For those reasons, the court held that the doctor is required to use his clinical judgment and expertise to rate by analogy to another section. The court also addressed the City’s argument that a case must be found to be complex and extraordinary under the Milpitas Unified School District decision in order for rating by analogy to be appropriate. The court held in this regard that the City’s interpretation of the Milpitas case was incorrect and Milpitas never held that a case must be determined to be complex and extraordinary before a doctor may rate by analogy.


A published case is citable, binding authority and undoubtedly will be utilized by the courts and applicant’s attorneys to further justify the scope of when rating by analogy is appropriate. However, when taking a closer look at the language used by the court, the opinion does leave room for interpretation. The court’s attempt to unfetter a medical-legal evaluator’s utilization of a rating by analogy may have resulted in the opposite effect when they narrowly defined when an A/G rating is appropriate.

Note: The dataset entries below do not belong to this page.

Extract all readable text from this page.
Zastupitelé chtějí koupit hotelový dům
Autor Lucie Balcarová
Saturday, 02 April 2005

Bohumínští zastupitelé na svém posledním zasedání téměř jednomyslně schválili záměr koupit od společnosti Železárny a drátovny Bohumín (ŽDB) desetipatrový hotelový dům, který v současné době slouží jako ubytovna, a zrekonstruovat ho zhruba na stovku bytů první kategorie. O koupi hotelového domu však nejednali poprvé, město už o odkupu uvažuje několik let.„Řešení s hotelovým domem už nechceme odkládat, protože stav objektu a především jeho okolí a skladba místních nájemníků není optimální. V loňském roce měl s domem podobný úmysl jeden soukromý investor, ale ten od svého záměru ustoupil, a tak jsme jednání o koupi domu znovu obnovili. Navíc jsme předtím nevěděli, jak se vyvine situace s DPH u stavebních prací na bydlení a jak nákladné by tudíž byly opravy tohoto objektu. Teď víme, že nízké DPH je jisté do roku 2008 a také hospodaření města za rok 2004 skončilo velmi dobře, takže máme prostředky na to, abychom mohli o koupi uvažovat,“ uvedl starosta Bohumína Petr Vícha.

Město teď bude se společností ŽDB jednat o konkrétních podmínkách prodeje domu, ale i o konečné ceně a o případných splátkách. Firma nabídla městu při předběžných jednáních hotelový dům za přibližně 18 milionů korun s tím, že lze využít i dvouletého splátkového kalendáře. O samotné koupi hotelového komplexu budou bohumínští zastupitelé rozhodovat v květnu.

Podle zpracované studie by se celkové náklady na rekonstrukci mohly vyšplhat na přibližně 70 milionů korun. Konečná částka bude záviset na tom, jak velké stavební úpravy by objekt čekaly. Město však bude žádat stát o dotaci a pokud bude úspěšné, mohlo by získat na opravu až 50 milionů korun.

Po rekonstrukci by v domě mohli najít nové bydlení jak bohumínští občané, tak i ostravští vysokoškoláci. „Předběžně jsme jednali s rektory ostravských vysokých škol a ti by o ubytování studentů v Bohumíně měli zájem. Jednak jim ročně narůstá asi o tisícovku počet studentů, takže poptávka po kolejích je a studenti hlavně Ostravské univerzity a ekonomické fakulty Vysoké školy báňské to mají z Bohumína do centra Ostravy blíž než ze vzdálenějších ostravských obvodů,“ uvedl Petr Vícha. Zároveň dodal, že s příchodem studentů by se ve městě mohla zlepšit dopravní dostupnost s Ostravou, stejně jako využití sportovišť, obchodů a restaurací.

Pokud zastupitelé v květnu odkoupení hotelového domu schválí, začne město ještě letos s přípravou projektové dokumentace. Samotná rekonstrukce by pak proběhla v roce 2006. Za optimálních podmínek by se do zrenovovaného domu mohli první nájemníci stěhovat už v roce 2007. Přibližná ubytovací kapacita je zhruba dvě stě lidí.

The court held that rating by analogy is not limited to complex and extraordinary cases, as argued by the City, but is appropriate when the AMA Guides do not account for the impairment or when “a syndrome is poorly understood and manifested by subjective complaints only.” Therefore, it would seem an argument could have merit if the AMA Guides has a table, chapter or method which properly accounts for an injured worker’s impairment. If that is the case, the doctor should not be permitted to rate by analogy only to achieve the desired result of a higher whole person impairment.